He wanted a war and what better way then do do this attack and then rope the Klingons into it with the Enterprise.
I guess the only better way would be to frame the
Klingons for some atrocity. But supposedly the real Klingons were already doing atrocities left and right, with the Starfleet doves still purring happily; adding one in downtown London might not carry enough weight. Plus, mixing Klingons into all this would be a bit too unpredictable in practice, while not being sufficiently unpredictable and threatening in appearance.
But bomb S31 so that top brass (including the doves) gets summoned, then eliminate that top brass save for a sucker who gets his motivation from the deaths, and you have a controllable chain of events...
Yes he got injured in that attack but Khan was skillful enough to kill everyone but him.

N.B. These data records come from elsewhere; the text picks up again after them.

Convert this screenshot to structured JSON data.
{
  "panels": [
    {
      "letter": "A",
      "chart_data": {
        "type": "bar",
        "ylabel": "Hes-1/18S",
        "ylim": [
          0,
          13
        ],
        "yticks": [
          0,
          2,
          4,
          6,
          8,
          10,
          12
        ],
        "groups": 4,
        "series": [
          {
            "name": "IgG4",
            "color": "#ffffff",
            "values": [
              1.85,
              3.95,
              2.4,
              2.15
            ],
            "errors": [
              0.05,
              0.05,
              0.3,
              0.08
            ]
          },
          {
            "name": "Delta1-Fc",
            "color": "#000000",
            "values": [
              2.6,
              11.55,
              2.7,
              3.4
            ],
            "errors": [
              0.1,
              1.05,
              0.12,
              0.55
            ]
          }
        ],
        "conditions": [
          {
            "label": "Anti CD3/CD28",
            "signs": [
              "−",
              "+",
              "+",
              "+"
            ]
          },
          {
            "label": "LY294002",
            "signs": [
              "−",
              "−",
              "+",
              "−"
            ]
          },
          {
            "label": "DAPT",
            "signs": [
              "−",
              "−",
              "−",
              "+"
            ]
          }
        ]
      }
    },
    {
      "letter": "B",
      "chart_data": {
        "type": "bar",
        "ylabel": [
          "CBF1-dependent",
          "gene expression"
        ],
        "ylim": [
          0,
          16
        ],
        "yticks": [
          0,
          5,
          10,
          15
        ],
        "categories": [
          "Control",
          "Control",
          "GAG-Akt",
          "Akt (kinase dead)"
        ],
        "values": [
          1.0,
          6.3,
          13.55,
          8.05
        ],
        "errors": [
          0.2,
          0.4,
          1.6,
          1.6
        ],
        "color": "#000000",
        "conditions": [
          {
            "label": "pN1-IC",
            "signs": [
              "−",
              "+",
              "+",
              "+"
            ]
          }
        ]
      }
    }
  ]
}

Indeed, Khan chose weapons that
could wound, when he would certainly have had access to ones that would have guaranteed a kill. Perhaps Marcus' wounding was a nasty extra element not agreed upon - and also something that Marcus would accept as the nastiest bit of rebellion Khan would dare pull off when Marcus still had his crew by the short and sensitives. Essentially, Marcus would feel more confident and relaxed now that Khan had made him bleed!
It was a setup and that's my opinion. Also the transwarp transporter. Starfleet confisicated that from Scotty and Section 31 turned it into a portable device. Khan had to get his hands on that device and Marcus let him.
...For all we know, the thing doesn't even work (which would be nice for future plots), and Khan flew to Qo'noS by conventional means!
This is just all my personal opinion, the movie doesn't say either way if they had planned this together or not..
The one major argument for the preplanning theory is that neither of the villains would have come as close to their personal goal as they did unless they indeed cooperated. But it's certainly open to many interpretations.